# Australian HSC mathematics extension 2 exam Polynomial

1. Oct 27, 2009

### Mentallic

1. The problem statement, all variables and given/known data
This problem is from the Australian HSC mathematics extension 2 exam. Q6b)

It states:

b) Let $$P(x)=x^3+qx^2+qx+1$$, where q is real. One zero of P(x) is -1

i) Show that if $\alpha$ is a zero of P(x) then $$\frac{1}{\alpha}$$ is a zero of P(x)

ii) Suppose that $\alpha$ is a zero of P(x) and $\alpha$ is not real.
(1) show that $$|\alpha|=1$$
(2) show that $$Re(\alpha)=\frac{1-q}{2}$$

3. The attempt at a solution

i) I was able to answer this one

ii) (1) I was uncertain about this one so I fudged the answer, but for a quick and unsatisfactory answer, I went with the idea that if $\alpha$ and $1/\alpha$ are complex roots to a real polynomial, then the roots must occur in conjugate pairs and thus have the same modulus. Actually... also

$$P(x)=x^3+qx^2+qx+1\equiv (x+1)(x^2+(q-1)x+1)$$

The quadratic factor: $$x=\frac{1-q\pm\sqrt{(q-3)(q+1)}}{2}$$
Thought I had it... guess not...

ii) (2) I scabbed the answer from the quadratic (without really understanding why it works) that $$Re(z)=Re(\alpha)=\frac{1-q}{2}$$
This is the part without the surd. Also, unsure of a correct approach to the answer.

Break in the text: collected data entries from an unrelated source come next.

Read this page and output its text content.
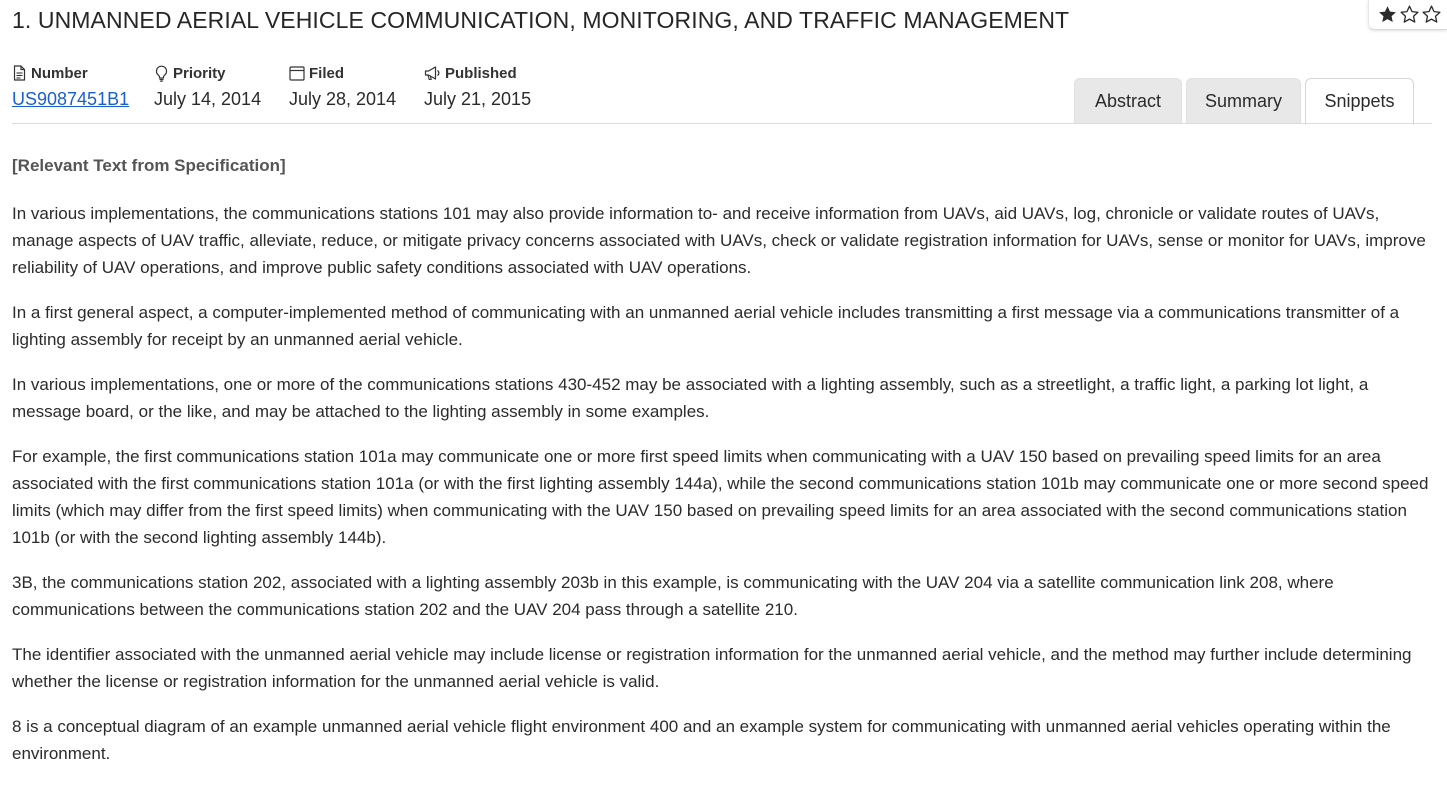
1. UNMANNED AERIAL VEHICLE COMMUNICATION, MONITORING, AND TRAFFIC MANAGEMENT
Number
US9087451B1
Priority
July 14, 2014
Filed
July 28, 2014
Published
July 21, 2015	Abstract	Summary	Snippets
[Relevant Text from Specification]

In various implementations, the communications stations 101 may also provide information to- and receive information from UAVs, aid UAVs, log, chronicle or validate routes of UAVs, manage aspects of UAV traffic, alleviate, reduce, or mitigate privacy concerns associated with UAVs, check or validate registration information for UAVs, sense or monitor for UAVs, improve reliability of UAV operations, and improve public safety conditions associated with UAV operations.

In a first general aspect, a computer-implemented method of communicating with an unmanned aerial vehicle includes transmitting a first message via a communications transmitter of a lighting assembly for receipt by an unmanned aerial vehicle.

In various implementations, one or more of the communications stations 430-452 may be associated with a lighting assembly, such as a streetlight, a traffic light, a parking lot light, a message board, or the like, and may be attached to the lighting assembly in some examples.

For example, the first communications station 101a may communicate one or more first speed limits when communicating with a UAV 150 based on prevailing speed limits for an area associated with the first communications station 101a (or with the first lighting assembly 144a), while the second communications station 101b may communicate one or more second speed limits (which may differ from the first speed limits) when communicating with the UAV 150 based on prevailing speed limits for an area associated with the second communications station 101b (or with the second lighting assembly 144b).

3B, the communications station 202, associated with a lighting assembly 203b in this example, is communicating with the UAV 204 via a satellite communication link 208, where communications between the communications station 202 and the UAV 204 pass through a satellite 210.

The identifier associated with the unmanned aerial vehicle may include license or registration information for the unmanned aerial vehicle, and the method may further include determining whether the license or registration information for the unmanned aerial vehicle is valid.

8 is a conceptual diagram of an example unmanned aerial vehicle flight environment 400 and an example system for communicating with unmanned aerial vehicles operating within the environment.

Help for these 2 parts would be greatful.

2. Oct 27, 2009

### Office_Shredder

Staff Emeritus
Re: Polynomial

For part ii, the idea that they have to come in conjugate pairs sounds good to me. What did you find wrong with it?

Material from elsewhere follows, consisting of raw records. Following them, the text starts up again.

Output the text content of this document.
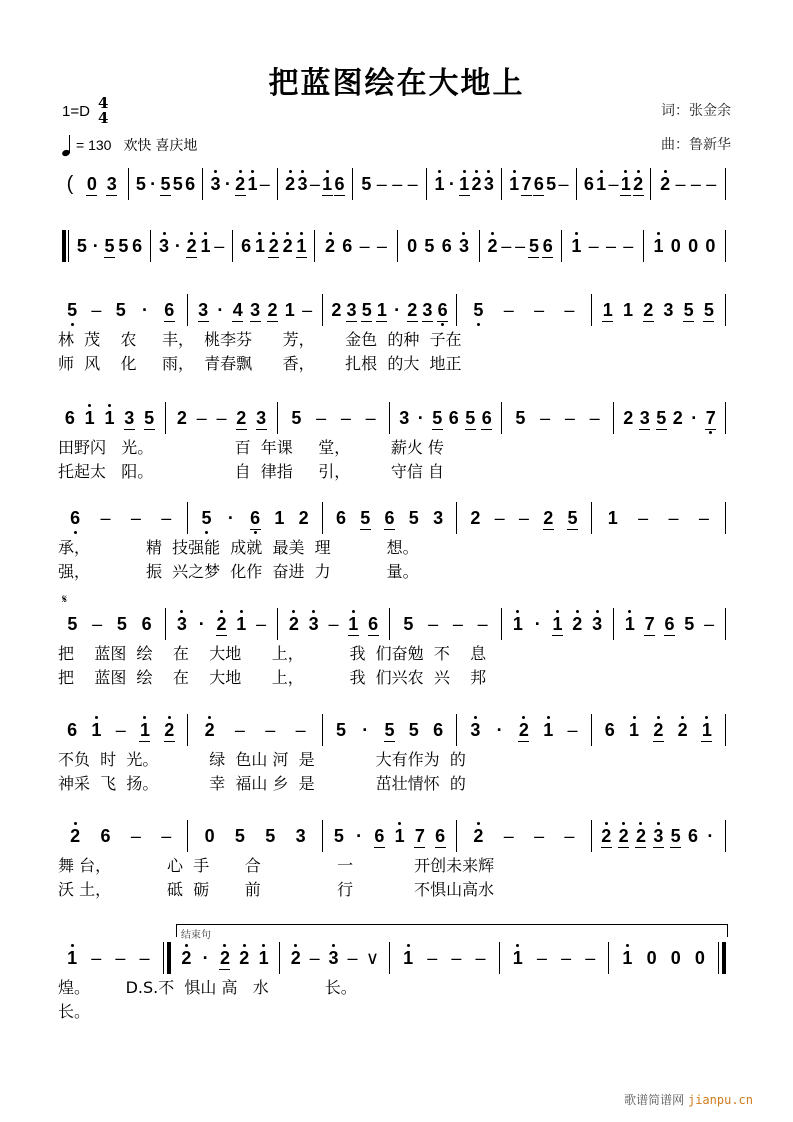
把蓝图绘在大地上
1=D 4
4
= 130 欢快 喜庆地
词：张金余
曲：鲁新华
( 0 3 5 · 5 5 6 3 · 2 1 – 2 3 – 1 6 5 – – – 1 · 1 2 3 1 7 6 5 – 6 1 – 1 2 2 – – –
5 · 5 5 6 3 · 2 1 – 6 1 2 2 1 2 6 – – 0 5 6 3 2 – – 5 6 1 – – – 1 0 0 0
5 – 5 · 6 3 · 4 3 2 1 – 2 3 5 1 · 2 3 6 5 – – – 1 1 2 3 5 5
林  茂    农     丰，  桃李芬      芳，      金色  的种  子在
师  风    化     雨，  青春飘      香，      扎根  的大  地正
6 1 1 3 5 2 – – 2 3 5 – – – 3 · 5 6 5 6 5 – – – 2 3 5 2 · 7
田野闪   光。                百  年课     堂，        薪火 传
托起太   阳。                自  律指     引，        守信 自
6 – – – 5 · 6 1 2 6 5 6 5 3 2 – – 2 5 1 – – –
承，           精  技强能  成就  最美  理           想。
强，           振  兴之梦  化作  奋进  力           量。
5 – 5 6 3 · 2 1 – 2 3 – 1 6 5 – – – 1 · 1 2 3 1 7 6 5 –
𝄋
把    蓝图  绘    在    大地      上，         我  们奋勉  不    息
把    蓝图  绘    在    大地      上，         我  们兴农  兴    邦
6 1 – 1 2 2 – – – 5 · 5 5 6 3 · 2 1 – 6 1 2 2 1
不负  时  光。          绿  色山 河  是            大有作为  的
神采  飞  扬。          幸  福山 乡  是            茁壮情怀  的
2 6 – – 0 5 5 3 5 · 6 1 7 6 2 – – – 2 2 2 3 5 6 ·
舞 台，           心  手       合               一            开创未来辉
沃 土，           砥  砺       前               行            不惧山高水
1 – – – 2 · 2 2 1 2 – 3 – ∨ 1 – – – 1 – – – 1 0 0 0
结束句
煌。       D.S.不  惧山 高   水           长。
长。
歌谱简谱网 jianpu.cn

For the last part notice $$x=\frac{1-q\pm\sqrt{(q-3)(q+1)}}{2}$$ is real unless the part inside the square root is negative. If that's negative, what's the real part of the number?

3. Oct 27, 2009

### Mentallic

Re: Polynomial

for ii) I thought that while I was able to show that$$|\alpha|=|\frac{1}{\alpha}|$$, I wasn't able to show they're both equal to 1. But now that I look at it again, for a complex number $\alpha$ and its reciprocal to be equal, they must have a mod of 1.

for iii) well yes the real part is ofcourse obvious, but this assumes that $$(q-3)(q+1)<0$$ thus $$-1<q<3$$
How do I explain/show that q is in fact in this range? Or can I just assume it because the question specifically stated that the roots are imaginary?

4. Oct 27, 2009

### Office_Shredder

Staff Emeritus
Re: Polynomial

If it's not in that range, then you've found all the roots, and they are real. But one of them has to be imaginary, so that's a contradiction

5. Oct 27, 2009

### Mentallic

Re: Polynomial

I understand now. Thanks for your help Office_Shredder